THERE’S A CERTAIN pleasure associated with saving for retirement, college or a house down payment. You get that enjoyable sense of progress as you watch your account balances balloon, plus the goals themselves are exciting. There is, alas, no such pleasure when rigging up your family’s financial safety net. It’s all about thinking through the bad stuff that might happen and then playing defense as best you can.
That brings us to a crucial notion many folks fail to grasp: When we talk about protecting loved ones, we’re talking about fending off major financial threats to you and those who depend on you financially. For instance, the death of a child is a terrible thing. But unless your children are Hollywood stars, probably neither you nor anybody else depends on them financially. That means it doesn’t make sense to buy insurance on your children’s lives. Insurance salves financial wounds. It doesn’t fix broken hearts.

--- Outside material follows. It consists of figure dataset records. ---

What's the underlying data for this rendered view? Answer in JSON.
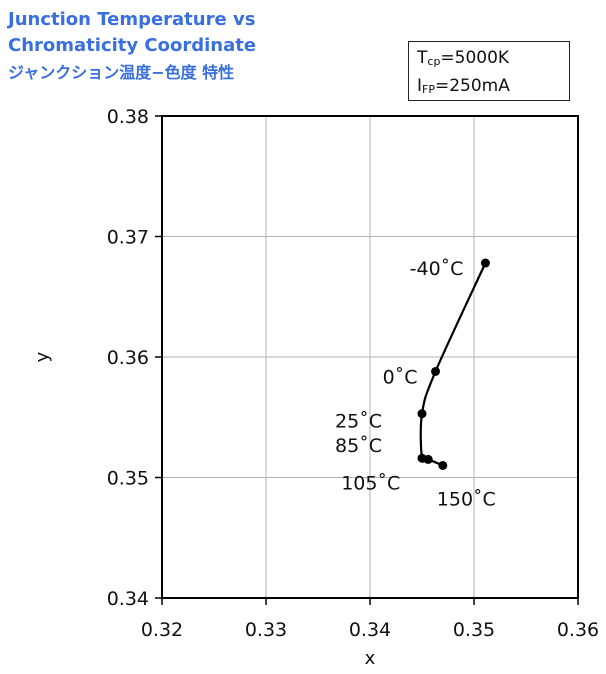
{
  "title": {
    "line1": "Junction Temperature vs",
    "line2": "Chromaticity Coordinate",
    "line3": "ジャンクション温度−色度 特性"
  },
  "conditions": {
    "tcp_symbol": "T",
    "tcp_sub": "cp",
    "tcp_value": "=5000K",
    "ifp_symbol": "I",
    "ifp_sub": "FP",
    "ifp_value": "=250mA"
  },
  "chart_data": {
    "type": "scatter",
    "xlabel": "x",
    "ylabel": "y",
    "xlim": [
      0.32,
      0.36
    ],
    "ylim": [
      0.34,
      0.38
    ],
    "xticks": [
      "0.32",
      "0.33",
      "0.34",
      "0.35",
      "0.36"
    ],
    "yticks": [
      "0.34",
      "0.35",
      "0.36",
      "0.37",
      "0.38"
    ],
    "grid": true,
    "series": [
      {
        "points": [
          {
            "x": 0.3511,
            "y": 0.3678,
            "label": "-40˚C"
          },
          {
            "x": 0.3463,
            "y": 0.3588,
            "label": "0˚C"
          },
          {
            "x": 0.345,
            "y": 0.3553,
            "label": "25˚C"
          },
          {
            "x": 0.345,
            "y": 0.3516,
            "label": "85˚C"
          },
          {
            "x": 0.3456,
            "y": 0.3515,
            "label": "105˚C"
          },
          {
            "x": 0.347,
            "y": 0.351,
            "label": "150˚C"
          }
        ]
      }
    ]
  }
}
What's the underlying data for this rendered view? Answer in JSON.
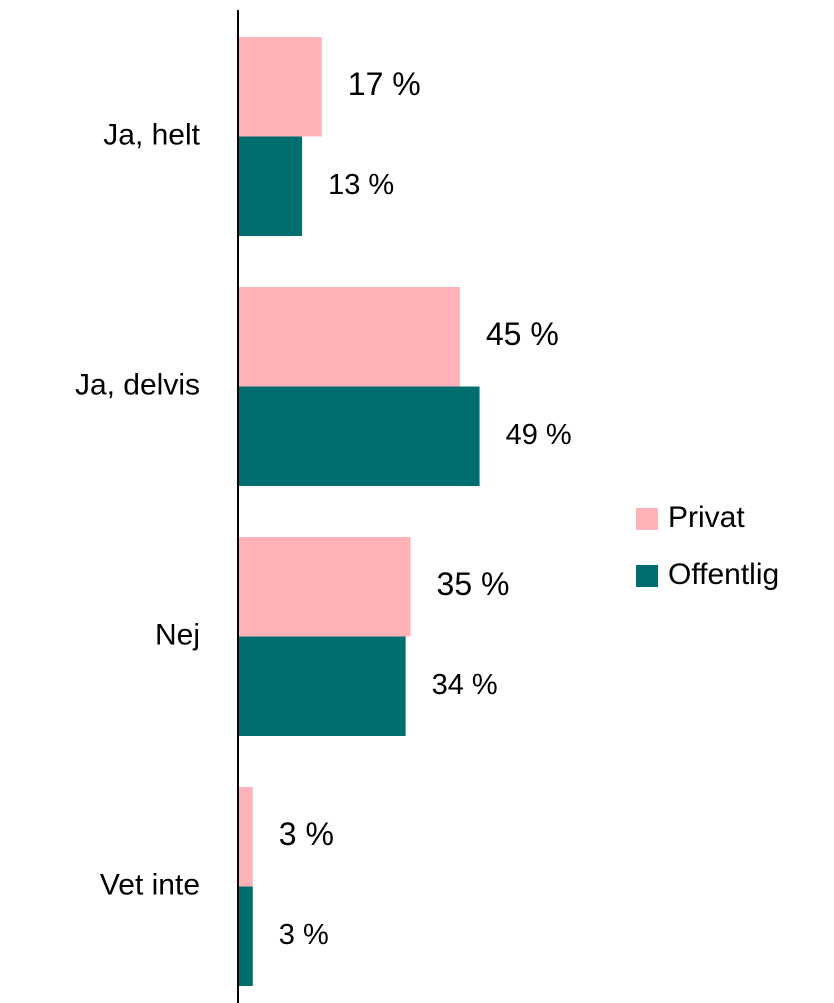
{
  "chart_data": {
    "type": "bar",
    "orientation": "horizontal",
    "categories": [
      "Ja, helt",
      "Ja, delvis",
      "Nej",
      "Vet inte"
    ],
    "series": [
      {
        "name": "Privat",
        "color": "#ffb3b8",
        "values": [
          17,
          45,
          35,
          3
        ],
        "value_labels": [
          "17 %",
          "45 %",
          "35 %",
          "3 %"
        ]
      },
      {
        "name": "Offentlig",
        "color": "#006e6e",
        "values": [
          13,
          49,
          34,
          3
        ],
        "value_labels": [
          "13 %",
          "49 %",
          "34 %",
          "3 %"
        ]
      }
    ],
    "legend": "right"
  }
}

Similarly, it would be bad if your television went kaput. But in all likelihood, you can afford to purchase a new one, so you probably shouldn’t buy the extended warranty. Insurance is about getting somebody else to shoulder risks you can’t afford to shoulder yourself. A bum television doesn’t fall into that category.
Your goal: Rig up a safety net that protects your family against major financial threats—and then stop there, knowing that money devoted to your safety net is a cost that will leave you with less for other goals. So what steps should you take to protect your family? Consider focusing on four areas: preparing for financial emergencies, getting the right insurance coverage, protecting against lawsuits and organizing your estate. The first three topics are tackled in this chapter. Estate planning is dealt with elsewhere.